Le tableau représente deux scottish-terriers peints sur un fond de tartan écossais. La toile est signée de l’Américain Richard Kalina et le visiteur qui l’observe hésite entre enthousiasme et circonspection. L’œuvre date de 1980. A l’époque, sans aucun doute qu’il l’aurait jugée atrocement kitsch. Problème: quarante ans d’évolution du goût plus tard, les petits chiens ont aujourd’hui l’air carrément géniaux. C’est tout le trouble de l’exposition Pattern, Decoration and Crime organisée par Lionel Bovier, directeur du Musée d’art moderne et contemporain de Genève (MAMCO), en collaboration avec le Consortium de Dijon. Celui de trouver franchement incroyables des œuvres qui objectivement devraient être reléguées au fin fond de l’histoire de l’art.

Si elles se réveillent en ce moment, c’est en raison de l’influence des arts appliqués et du décoratif sur une nouvelle génération d’artistes contemporains. Pour raccorder les tuyaux de l’histoire, le commissaire d’exposition présente avec Julien Fronsacq la première rétrospective consacrée à l’artiste genevoise Mai-Thu Perret, dont l’œuvre renoue depuis les années 1990 avec ces pratiques autrefois honnies par l’art. On y reviendra.

Trône pour chat

Tout démarre dans les années 1970 aux Etats-Unis. L’art minimal et l’art conceptuel trustent les centres d’art et les galeries, et palabrent dans les pages du magazine Artforum. Donald Judd, son initiateur le plus célèbre, revendique une forme artistique cérébrale et dépouillée qui tranche avec les excès de l’expressionnisme abstrait et du pop art. Mais tout le monde ne se retrouve pas dans ces pièces froidement géométriques qui évacuent l’émotionnel au profit de la pure intellectualité.

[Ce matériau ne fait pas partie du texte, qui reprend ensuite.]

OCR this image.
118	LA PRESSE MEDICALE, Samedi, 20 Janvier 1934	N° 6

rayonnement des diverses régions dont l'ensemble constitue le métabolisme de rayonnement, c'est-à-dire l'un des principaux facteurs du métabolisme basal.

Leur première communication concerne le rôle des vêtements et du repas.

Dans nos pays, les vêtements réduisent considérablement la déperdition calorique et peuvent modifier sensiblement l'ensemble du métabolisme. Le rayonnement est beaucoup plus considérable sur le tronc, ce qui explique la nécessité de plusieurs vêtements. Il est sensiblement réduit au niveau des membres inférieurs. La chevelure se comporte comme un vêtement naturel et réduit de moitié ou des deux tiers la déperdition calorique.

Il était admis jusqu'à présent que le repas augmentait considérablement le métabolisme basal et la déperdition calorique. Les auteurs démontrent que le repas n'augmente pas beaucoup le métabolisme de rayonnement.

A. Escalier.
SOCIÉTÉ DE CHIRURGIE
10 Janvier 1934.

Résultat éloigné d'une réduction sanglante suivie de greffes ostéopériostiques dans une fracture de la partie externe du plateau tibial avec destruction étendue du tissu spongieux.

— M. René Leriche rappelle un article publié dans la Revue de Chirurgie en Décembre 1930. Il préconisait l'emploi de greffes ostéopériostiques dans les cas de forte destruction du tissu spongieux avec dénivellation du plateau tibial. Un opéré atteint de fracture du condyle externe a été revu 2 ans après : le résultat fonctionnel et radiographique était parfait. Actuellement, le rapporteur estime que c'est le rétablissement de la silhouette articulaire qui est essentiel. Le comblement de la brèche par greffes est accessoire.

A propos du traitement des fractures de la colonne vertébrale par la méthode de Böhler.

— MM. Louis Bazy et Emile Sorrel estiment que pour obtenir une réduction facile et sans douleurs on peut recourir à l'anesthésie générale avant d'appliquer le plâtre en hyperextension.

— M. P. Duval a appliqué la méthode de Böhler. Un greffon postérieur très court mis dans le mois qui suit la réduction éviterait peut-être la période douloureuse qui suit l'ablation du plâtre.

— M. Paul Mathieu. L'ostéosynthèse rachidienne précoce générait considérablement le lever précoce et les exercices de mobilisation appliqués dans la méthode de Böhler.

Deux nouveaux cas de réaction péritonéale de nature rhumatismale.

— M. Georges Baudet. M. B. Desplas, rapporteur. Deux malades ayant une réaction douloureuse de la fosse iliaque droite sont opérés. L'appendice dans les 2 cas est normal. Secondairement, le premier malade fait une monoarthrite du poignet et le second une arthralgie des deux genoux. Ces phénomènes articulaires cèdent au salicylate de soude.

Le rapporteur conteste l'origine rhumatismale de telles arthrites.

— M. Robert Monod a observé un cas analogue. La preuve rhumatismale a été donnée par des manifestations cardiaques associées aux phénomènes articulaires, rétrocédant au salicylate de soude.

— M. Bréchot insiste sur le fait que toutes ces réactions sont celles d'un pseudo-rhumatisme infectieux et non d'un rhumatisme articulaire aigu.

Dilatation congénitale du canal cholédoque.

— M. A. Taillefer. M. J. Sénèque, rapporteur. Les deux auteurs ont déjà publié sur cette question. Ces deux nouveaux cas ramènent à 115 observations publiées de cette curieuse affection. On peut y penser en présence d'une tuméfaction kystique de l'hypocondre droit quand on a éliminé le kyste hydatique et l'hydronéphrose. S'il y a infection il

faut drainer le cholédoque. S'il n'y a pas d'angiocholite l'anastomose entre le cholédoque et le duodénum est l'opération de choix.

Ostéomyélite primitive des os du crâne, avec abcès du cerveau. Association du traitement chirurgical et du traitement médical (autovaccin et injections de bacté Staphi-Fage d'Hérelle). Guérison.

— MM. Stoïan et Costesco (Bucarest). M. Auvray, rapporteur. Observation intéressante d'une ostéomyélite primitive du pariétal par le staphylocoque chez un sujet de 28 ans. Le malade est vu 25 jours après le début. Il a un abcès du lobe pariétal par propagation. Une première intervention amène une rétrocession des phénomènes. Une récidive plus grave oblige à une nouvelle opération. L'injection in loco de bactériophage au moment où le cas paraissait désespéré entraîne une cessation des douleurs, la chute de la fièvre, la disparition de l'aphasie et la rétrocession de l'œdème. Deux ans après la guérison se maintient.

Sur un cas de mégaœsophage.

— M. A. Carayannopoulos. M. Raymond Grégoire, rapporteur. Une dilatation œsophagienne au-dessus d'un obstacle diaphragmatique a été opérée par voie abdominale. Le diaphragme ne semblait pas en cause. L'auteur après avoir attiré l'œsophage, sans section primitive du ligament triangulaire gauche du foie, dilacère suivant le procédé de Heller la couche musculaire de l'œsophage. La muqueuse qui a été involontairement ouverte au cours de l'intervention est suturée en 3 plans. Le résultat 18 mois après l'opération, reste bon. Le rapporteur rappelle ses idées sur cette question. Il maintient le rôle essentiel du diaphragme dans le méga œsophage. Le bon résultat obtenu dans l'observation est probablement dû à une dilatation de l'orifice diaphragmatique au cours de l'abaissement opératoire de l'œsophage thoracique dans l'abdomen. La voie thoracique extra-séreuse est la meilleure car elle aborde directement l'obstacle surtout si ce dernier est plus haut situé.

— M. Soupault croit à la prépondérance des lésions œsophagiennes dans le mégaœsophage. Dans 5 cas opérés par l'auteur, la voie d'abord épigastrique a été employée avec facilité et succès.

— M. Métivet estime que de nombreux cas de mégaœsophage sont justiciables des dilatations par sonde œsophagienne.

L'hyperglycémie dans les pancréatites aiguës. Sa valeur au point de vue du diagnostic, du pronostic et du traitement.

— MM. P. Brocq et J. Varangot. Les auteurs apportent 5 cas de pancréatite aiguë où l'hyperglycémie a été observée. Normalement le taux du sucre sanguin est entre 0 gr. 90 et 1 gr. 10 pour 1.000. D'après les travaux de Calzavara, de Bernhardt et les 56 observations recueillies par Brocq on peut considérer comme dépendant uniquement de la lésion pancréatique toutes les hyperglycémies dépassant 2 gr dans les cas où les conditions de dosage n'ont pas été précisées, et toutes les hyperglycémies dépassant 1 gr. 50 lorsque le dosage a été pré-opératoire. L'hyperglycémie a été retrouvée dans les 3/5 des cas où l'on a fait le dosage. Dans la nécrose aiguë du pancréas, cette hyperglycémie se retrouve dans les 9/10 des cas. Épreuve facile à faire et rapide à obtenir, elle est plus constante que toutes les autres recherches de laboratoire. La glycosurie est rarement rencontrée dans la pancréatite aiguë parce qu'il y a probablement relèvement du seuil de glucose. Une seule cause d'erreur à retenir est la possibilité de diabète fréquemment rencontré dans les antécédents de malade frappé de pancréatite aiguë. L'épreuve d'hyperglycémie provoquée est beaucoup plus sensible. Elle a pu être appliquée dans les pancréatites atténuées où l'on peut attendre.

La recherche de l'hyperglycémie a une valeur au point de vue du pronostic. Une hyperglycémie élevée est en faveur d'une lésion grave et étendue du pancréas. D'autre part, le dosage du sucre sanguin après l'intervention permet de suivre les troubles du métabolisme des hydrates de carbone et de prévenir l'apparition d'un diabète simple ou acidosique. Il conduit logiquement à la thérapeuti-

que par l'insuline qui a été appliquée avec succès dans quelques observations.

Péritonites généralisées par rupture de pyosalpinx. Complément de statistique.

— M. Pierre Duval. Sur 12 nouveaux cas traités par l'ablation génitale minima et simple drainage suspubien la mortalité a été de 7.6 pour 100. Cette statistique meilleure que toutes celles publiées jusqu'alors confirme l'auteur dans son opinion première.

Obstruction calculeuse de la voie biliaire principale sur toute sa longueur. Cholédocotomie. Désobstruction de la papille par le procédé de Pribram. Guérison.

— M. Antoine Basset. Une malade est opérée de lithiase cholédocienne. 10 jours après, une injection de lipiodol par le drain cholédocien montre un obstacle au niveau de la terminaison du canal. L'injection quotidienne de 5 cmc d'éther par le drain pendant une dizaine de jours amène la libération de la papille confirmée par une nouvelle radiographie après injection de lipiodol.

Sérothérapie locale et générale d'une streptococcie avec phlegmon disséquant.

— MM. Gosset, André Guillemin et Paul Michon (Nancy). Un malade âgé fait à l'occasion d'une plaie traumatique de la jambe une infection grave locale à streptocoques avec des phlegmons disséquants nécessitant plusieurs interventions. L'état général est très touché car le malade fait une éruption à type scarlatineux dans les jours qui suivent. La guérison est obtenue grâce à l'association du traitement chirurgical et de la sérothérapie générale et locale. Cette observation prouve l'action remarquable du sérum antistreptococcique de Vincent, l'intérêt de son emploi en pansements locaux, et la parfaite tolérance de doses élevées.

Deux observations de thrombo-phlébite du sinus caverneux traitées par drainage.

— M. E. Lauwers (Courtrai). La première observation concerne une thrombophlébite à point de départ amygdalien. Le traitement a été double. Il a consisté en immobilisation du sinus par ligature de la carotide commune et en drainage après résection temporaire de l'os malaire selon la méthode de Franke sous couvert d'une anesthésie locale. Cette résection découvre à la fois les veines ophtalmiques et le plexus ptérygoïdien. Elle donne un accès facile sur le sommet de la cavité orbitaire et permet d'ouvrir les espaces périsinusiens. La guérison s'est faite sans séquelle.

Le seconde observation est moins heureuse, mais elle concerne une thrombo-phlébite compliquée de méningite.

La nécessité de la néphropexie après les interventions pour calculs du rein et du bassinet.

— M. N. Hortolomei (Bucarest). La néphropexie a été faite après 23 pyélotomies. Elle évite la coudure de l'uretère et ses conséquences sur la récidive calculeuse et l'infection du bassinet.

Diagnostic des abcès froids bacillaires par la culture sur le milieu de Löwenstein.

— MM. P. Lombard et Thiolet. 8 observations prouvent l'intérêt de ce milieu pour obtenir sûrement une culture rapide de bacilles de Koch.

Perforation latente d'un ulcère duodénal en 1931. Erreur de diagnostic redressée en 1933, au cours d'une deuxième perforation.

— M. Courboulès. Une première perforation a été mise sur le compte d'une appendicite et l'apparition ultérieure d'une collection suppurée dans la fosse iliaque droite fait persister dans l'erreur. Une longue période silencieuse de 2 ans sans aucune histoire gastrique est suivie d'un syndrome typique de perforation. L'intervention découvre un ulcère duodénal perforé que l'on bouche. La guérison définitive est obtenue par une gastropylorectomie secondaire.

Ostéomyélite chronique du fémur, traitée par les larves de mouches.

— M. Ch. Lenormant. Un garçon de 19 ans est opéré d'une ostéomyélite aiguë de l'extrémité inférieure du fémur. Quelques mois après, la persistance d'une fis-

Réuni sous le nom de Pattern & Decoration, un groupe d’artistes prétend exactement l’inverse. Eux vont travailler sur les motifs et les couleurs à outrance, renouer avec le travail du textile, de la céramique et du papier peint et s’inspirer des broderies turques, des gravures japonaises et des mosaïques mexicaines. A une époque qui voit également surgir les prémices de l’art féministe, ils vont aussi rétablir l’équilibre entre artiste homme et artiste femme, la modernité ayant imposé une vision pour le moins virile de la créativité.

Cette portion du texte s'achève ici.